Ulan akan memasuki jenjang Sekolah Dasar di tahun depan, tahun ajaran 2026/2027. Sama seperti kedua kakaknya, Ulan kami daftarkan ke SDIT Buahati. Pendaftaran SD buahati sudah dibuka awal Oktober 2025. Setelah membayar biaya formulir, orangtua pendaftar mendapat akses akun di aplikasi sekolah dan diminta melengkapi formulir yang diminta kedalamnya.
Hari ini, Sabtu, 25 Oktober 2025 kami mendapat jadwal wawancara dan riset kematangan calon siswa. Pukul 7 pagi saya dan ulan berangkat dengan motor. Pak suami tidak bisa ikut karena jadwal bekerja. Sesampainya di sekolah, saya melakukan registrasi sesuai ruang yang diinformasikan sebelumnya.
Saat melakukan registrasi, kami mendapat map formulir yang harus diisi. Saya mengantarkan Ulan ke ruang 10 di lantai 2. Setelah itu saya mengisi formulir yang didapat saat registrasi tadi. lembar pertama berisi pertanyaan tentang kebiasaan anak, seperti apakah anak sudah bisa makan sendiri dan pertanyaan sejenis.
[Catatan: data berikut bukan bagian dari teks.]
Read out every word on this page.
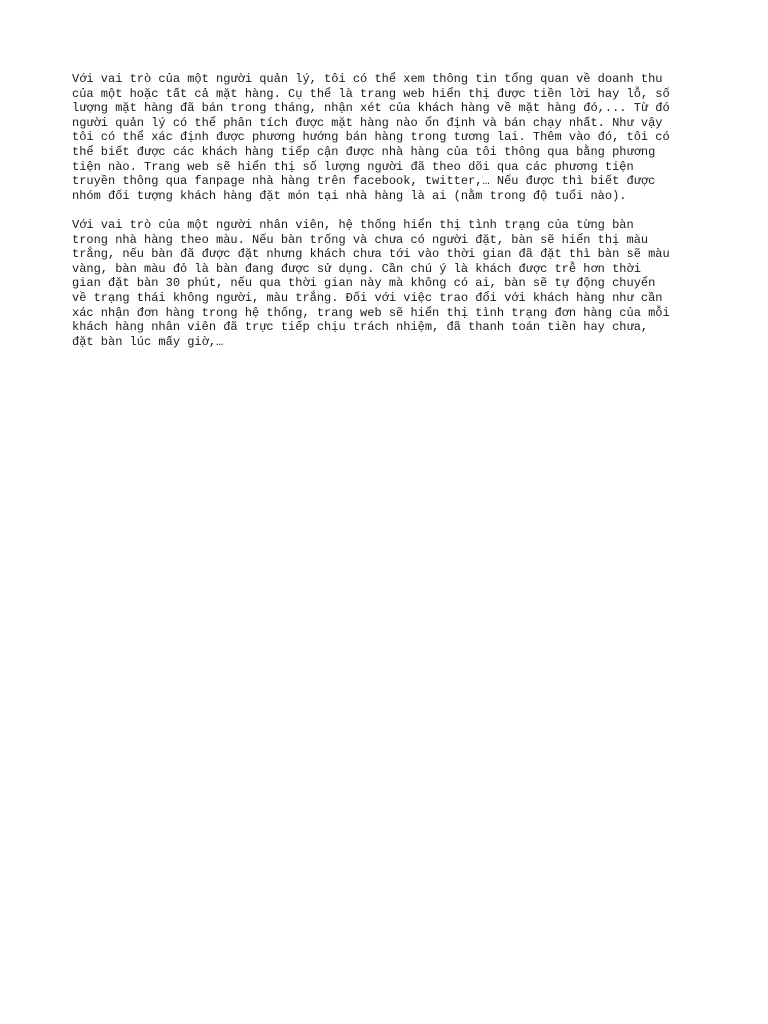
Với vai trò của một người quản lý, tôi có thể xem thông tin tổng quan về doanh thu
của một hoặc tất cả mặt hàng. Cụ thể là trang web hiển thị được tiền lời hay lỗ, số
lượng mặt hàng đã bán trong tháng, nhận xét của khách hàng về mặt hàng đó,... Từ đó
người quản lý có thể phân tích được mặt hàng nào ổn định và bán chạy nhất. Như vậy
tôi có thể xác định được phương hướng bán hàng trong tương lai. Thêm vào đó, tôi có
thể biết được các khách hàng tiếp cận được nhà hàng của tôi thông qua bằng phương
tiện nào. Trang web sẽ hiển thị số lượng người đã theo dõi qua các phương tiện
truyền thông qua fanpage nhà hàng trên facebook, twitter,… Nếu được thì biết được
nhóm đối tượng khách hàng đặt món tại nhà hàng là ai (nằm trong độ tuổi nào).

Với vai trò của một người nhân viên, hệ thống hiển thị tình trạng của từng bàn
trong nhà hàng theo màu. Nếu bàn trống và chưa có người đặt, bàn sẽ hiển thị màu
trắng, nếu bàn đã được đặt nhưng khách chưa tới vào thời gian đã đặt thì bàn sẽ màu
vàng, bàn màu đỏ là bàn đang được sử dụng. Cần chú ý là khách được trễ hơn thời
gian đặt bàn 30 phút, nếu qua thời gian này mà không có ai, bàn sẽ tự động chuyển
về trạng thái không người, màu trắng. Đối với việc trao đổi với khách hàng như cần
xác nhận đơn hàng trong hệ thống, trang web sẽ hiển thị tình trạng đơn hàng của mỗi
khách hàng nhân viên đã trực tiếp chịu trách nhiệm, đã thanh toán tiền hay chưa,
đặt bàn lúc mấy giờ,…
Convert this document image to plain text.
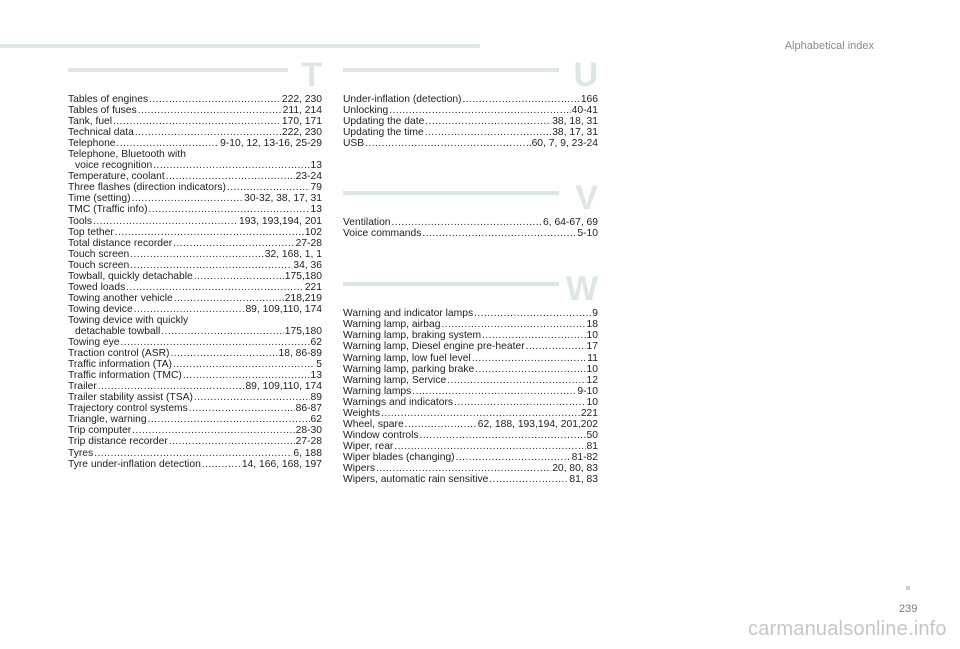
Alphabetical index
T
Tables of engines .....	222, 230
Tables of fuses .....	211, 214
Tank, fuel .....	170, 171
Technical data .....	222, 230
Telephone .....	9-10, 12, 13-16, 25-29
Telephone, Bluetooth with
voice recognition .....	13
Temperature, coolant .....	23-24
Three flashes (direction indicators) .....	79
Time (setting) .....	30-32, 38, 17, 31
TMC (Traffic info) .....	13
Tools .....	193, 193,194, 201
Top tether .....	102
Total distance recorder .....	27-28
Touch screen .....	32, 168, 1, 1
Touch screen .....	34, 36
Towball, quickly detachable .....	175,180
Towed loads .....	221
Towing another vehicle .....	218,219
Towing device .....	89, 109,110, 174
Towing device with quickly
detachable towball .....	175,180
Towing eye .....	62
Traction control (ASR) .....	18, 86-89
Traffic information (TA) .....	5
Traffic information (TMC) .....	13
Trailer .....	89, 109,110, 174
Trailer stability assist (TSA) .....	89
Trajectory control systems .....	86-87
Triangle, warning .....	62
Trip computer .....	28-30
Trip distance recorder .....	27-28
Tyres .....	6, 188
Tyre under-inflation detection .....	14, 166, 168, 197
U
Under-inflation (detection) .....	166
Unlocking .....	40-41
Updating the date .....	38, 18, 31
Updating the time .....	38, 17, 31
USB .....	60, 7, 9, 23-24
V
Ventilation .....	6, 64-67, 69
Voice commands .....	5-10
W
Warning and indicator lamps .....	9
Warning lamp, airbag .....	18
Warning lamp, braking system .....	10
Warning lamp, Diesel engine pre-heater .....	17
Warning lamp, low fuel level .....	11
Warning lamp, parking brake .....	10
Warning lamp, Service .....	12
Warning lamps .....	9-10
Warnings and indicators .....	10
Weights .....	221
Wheel, spare .....	62, 188, 193,194, 201,202
Window controls .....	50
Wiper, rear .....	81
Wiper blades (changing) .....	81-82
Wipers .....	20, 80, 83
Wipers, automatic rain sensitive .....	81, 83
239
carmanualsonline.info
Lembar kedua berisi pernyataan kesanggupan orangtua membayar biaya biaya yang telah ditetapkan sekolah. Lembar terakhir adalah surat pernyataan bermaterai bahwa orang tua menerima dengan ikhlas hasil yang ditetapkan pihak sekolah, apakah si anak diterima atau tidak.
Sebelum memulai wawancara, orang tua diminta berkumpul di aula lantai 4 untuk mendapatkan informasi tentang buahati dan teknis wawancara. Pukul 8 acara di aula baru dimulai. Dibuka oleh mc, dilanjutkan dengan sambutan dari kepala sekolah. Kepala sekokah menjelaskan tiga keunggulan sekolah yang fokus mengembangkan Alquran, karakter dan prestasi peserta didik. Dilanjut dengan seorang ibu dari bagian penjamin mutu yang mempromosikan kelas baru di buahati yaitu EBC (English based class) satu kelas yang menggunakan bahasa inggris sebagai bahas pengantar dan ijasah cambrige, SPP untuk kelas ini 60% lebih tinggi dari kelas reguler. Yang terakhir adalah sambutan dari wakil direktur yayasan. Untuk yang terakhir saya kurang menyimak apa yg disampaikan.
Setelah selesai orang tua kembali menuju ruang wawancara yang sudah diinformasikan sebelumnya. Wawancara dilakukan sesuai urutan kedatangan, saya mendapat nomor urut 8. Saat sedang menunggu giliran wawancara, terdengar suara yang menginformasikan, anak sudah selesai melakukan RKS dan bisa di jemput di kelas. Maka saya segera menjemput ulan ke kelas tempatnya mengerjakan RKS.
Pukul 10.15 giliran saya masuk ruang wawancara. Diawal saya memohon maaf karena tidak hadir bersama suami. Pewawancara adalah mantan kepala sekolah. Dan beliau suka sekali bicara. Saya menyampaikan beberapa masukan untuk sekolah dan beliau menanggapinya dengan obrolan panjang. Perasaan cukup lama saya berada di ruangan wawancara.
Maka selesailah tahap wawancara dan RKS dihari itu. Pulangnya kami mampir ke idol mart membeli mainan buat ulan, kebetulan kemarin ulan baru saja membuka celengan plastiknya yang sudah penuh dan ingin membeli mainan dari tabungannya.